Privilégiée par certains cinéastes pour ses jeux de lumière et l’esthétique qu’elle offre, la pellicule en noir et blanc connait encore de beaux jours dans les années 60. Du côté de la couleur, la décennie est un tournant pour les artistes en quête de nouvelles esthétiques. Le Festival de Cannes s’inscrit dans ce renouveau cinématographique. En 1967, le Grand Prix est décerné à Blow-Up de Michelangelo Antonioni. Ce récit en abîme d’un photographe, découvrant une scène de crime sur ses propres photos, s’affirme à travers des choix chromatiques très précis. Le mauve, en particulier, joue un rôle de premier ordre : on l’aperçoit dès les premières minutes, avant qu’il n’envahisse le studio de photographie… et se morcelle dans les déambulations londoniennes. Pour obtenir les couleurs qu’il souhaitait, Michelangelo Antonioni est allé jusqu’à repeindre en vert l’herbe du lieu du crime !

“Antonioni et Carlo Di Palma, son directeur de la photographie, ont parié sur une utilisation plus légère de la lumière, avec pour objectif d’éclairer son film avec plus de réalisme et de modernité. En parallèle, ils ont décidé d’affirmer les couleurs des décors et des costumes. Ces choix donnent toute son identité visuelle au film.”
Luca Bigazzi, directeur de la photographie (source : Festival de Cannes)

 

Comme un témoin de la transition qui opère, le Palmarès cannois distingue deux films associant pellicule en couleurs et pellicule en noir et blanc. En 1966, Un homme et une femme de Claude Lelouch remporte le Grand Prix, ex-aequo avec Signore e Signori (Ces messieurs dames).

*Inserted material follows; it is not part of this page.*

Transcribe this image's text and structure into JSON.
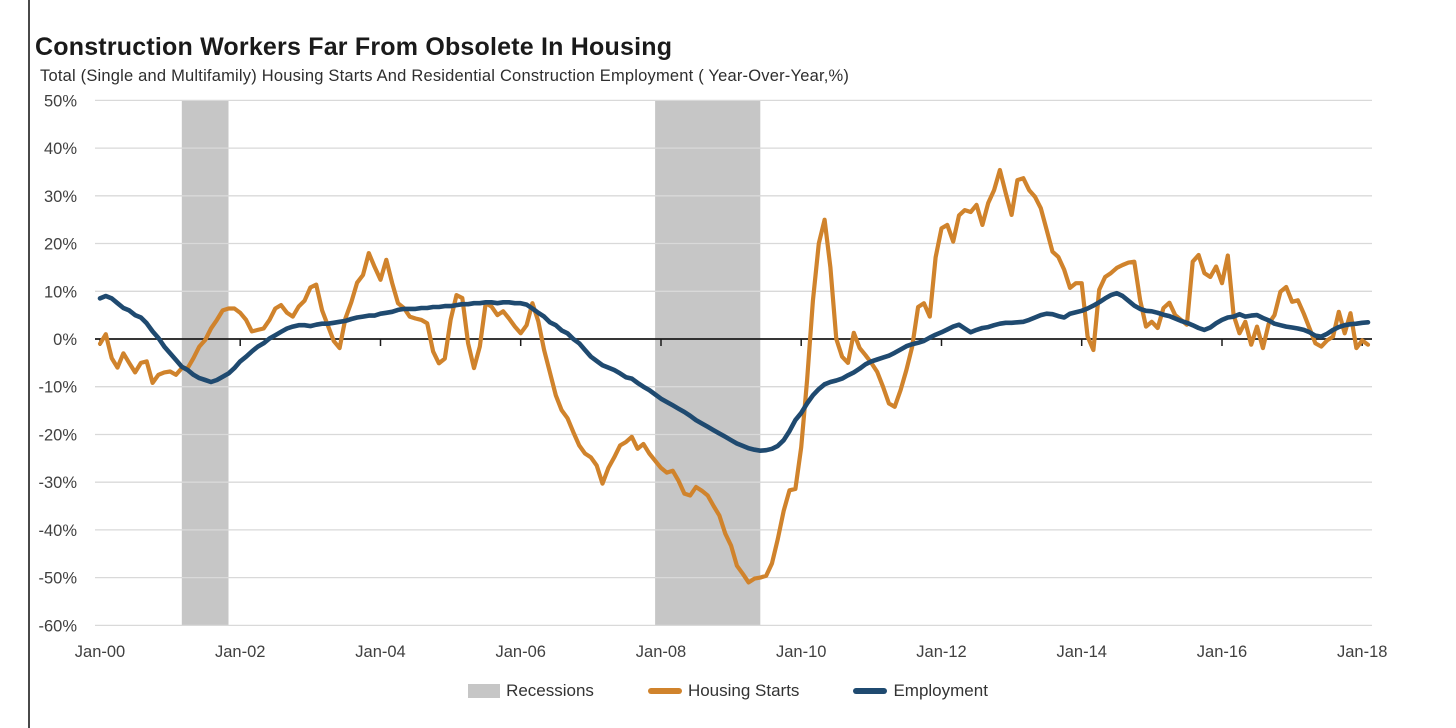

Après une édition 1968 annulée, le Festival clôture les années 60 en attribuant sa plus haute récompense à If… de Lindsay Anderson. Dans cette œuvre satirique, le noir et blanc joue en contraste avec des plans de couleurs chaudes, comme pour mieux dénoncer la rigidité du système éducatif anglais de l’époque. Ce film n’est pas sans rappeler Orange Mécanique de Stanley Kubrick (sorti trois ans plus tard), notamment pour sa réflexion autour de la violence et son acteur principal, Malcolm McDowell.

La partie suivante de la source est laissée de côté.